For many people, the phrase “taking minutes” can be intimidating. The individual who is taking the minutes needs to be keenly aware of what is happening during the board meeting, but they won’t be expected to quote everything that their fellow board members have said.
The purpose of taking board meeting minutes is mostly to provide a legal record of motions, votes, next steps, the progress of action items, etc.
For that reason, it’s important that the minute-taker follow along closely with the movement of the meeting and the decisions made within it. The minute-taker need not record anything that could be viewed as subjective—in fact, they should avoid using adjectives and adverbs to ensure that they’re only recording factual information from the meeting at hand.

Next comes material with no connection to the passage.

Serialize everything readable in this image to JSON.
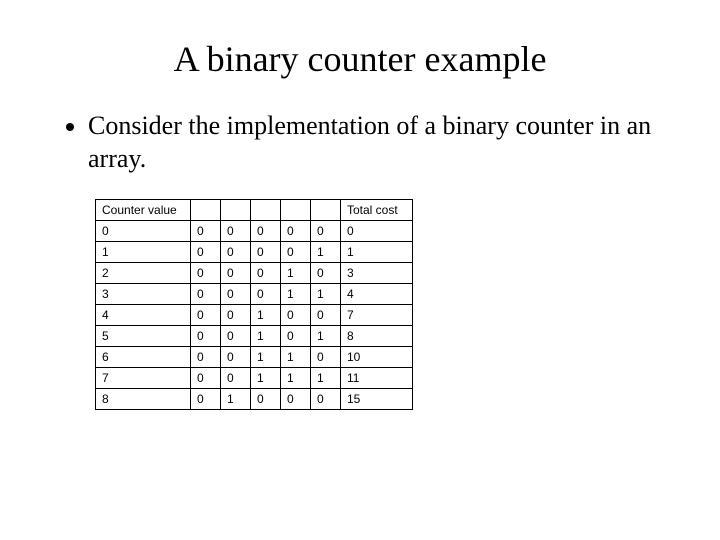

Here are the five steps for taking meeting minutes:
Formatting and Preparation
Take some time to think about what format your minutes will take. Do you want to present it in sections or bullets? What styles have been used in the past? Does your company have any by-laws that specifically pertain to minutes taking?
Taking Effective Notes
Once the meeting has begun, make sure that you’re actively recording the stages of the meeting. When in doubt over whether an item needs to be recorded, go ahead and write (or type) it down. You will be able to cull through these notes at a later time to get at the most important information. Generally speaking, these are the items that the minutes-taker should focus on recording during the meeting time.
- The date and the time the meeting is called to order
- The names of people who are in attendance (as well as absentees)
- The acceptance of (or amendments to) the previous meeting’s minutes
- Anything and everything related to the motions put forth: actions to take, next steps, votes, rejections, new business, items held over, etc.
- The highlights of open discussion
- The next meeting date/time
- Time of official adjournment
If you’re new to minutes taking and your by-laws allow it, you can actually make an audio recording of the meeting to play back at a later time. This will help you feel less stressed during the minutes taking process and will give you some in meeting practice with a fallback option to rely on.
Writing the Official Minutes
The duties of the minutes-taker extend beyond the meeting time. They will need to compile the notes they’ve taken into an organized and legible format and edit them for brevity and clarity. Ideally, the minutes should stay in a single tense and rarely use individual peoples’ names except when referring to a specific motion or a second.
If you’re unsure of what meeting minutes typically look like, here is basic example.
Distributing the Minutes
Once you feel like you have compiled the minutes accurately and have them in the appropriate format, distribute them to board members according to your company’s by-laws. In most cases, this will involve the use of an online tool. If your company has strict privacy laws, ensure that you’re using a safe and secure system for minutes distribution.
Filing the Minutes
Once the minutes have been officially approved, you’ll need to file them in accordance with your board’s practices. These minutes will serve as legal reference in the months and years to come. It’s shrewd to store minutes in two different formats just in case something happens to prevent access to one of them.